Ajustes a los grandes bancos

LONDRES – Dos enfoques alternativos dominan las discusiones en curso sobre la reforma bancaria: la separación y la regulación. El debate se remonta a los inicios del “New Deal” del presidente estadounidense, Franklin D. Roosevelt, que enfrentaba a los antimonopolistas con los reguladores.

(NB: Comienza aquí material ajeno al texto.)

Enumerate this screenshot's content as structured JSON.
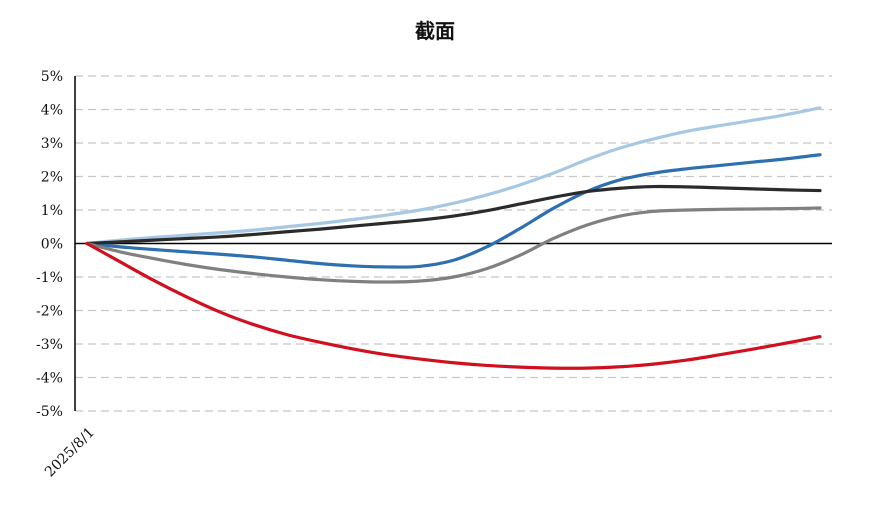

En la banca, los antimonopolistas salieron victoriosos con la Ley Glass-Steagall de 1993, que separaba a la banca comercial de la banca de inversión y garantizaba los depósitos bancarios. Con la eliminación gradual de la Ley Glass-Steagall y su revocación final en 1999, los banqueros triunfaron sobre los antimonopolistas y los reguladores, mientras que mantuvieron garantizados los depósitos de los bancos comerciales. Este sistema en gran parte no regulado fue el que se colapsó en 2008, con repercusiones globales.

Lo más importante de evitar otra crisis bancaria es solucionar el problema del riesgo moral –la probabilidad de que el que toma riesgos y está asegurado contra las pérdidas, tome más riesgos. En la mayoría de los países, si el banco en que el puse mi dinero quiebra, es el gobierno, no el banco, el que me compensa. Adicionalmente, el banco central actúa como “prestamista de último recurso” de los bancos comerciales considerados “muy grandes como para fracasar”. Como resultado, los bancos que benefician de garantía de depósitos y tienen acceso a los fondos del banco central son libres de especular con el dinero de sus depositantes; son “bancos que tienen casinos anexos” en las palabras de John Kay.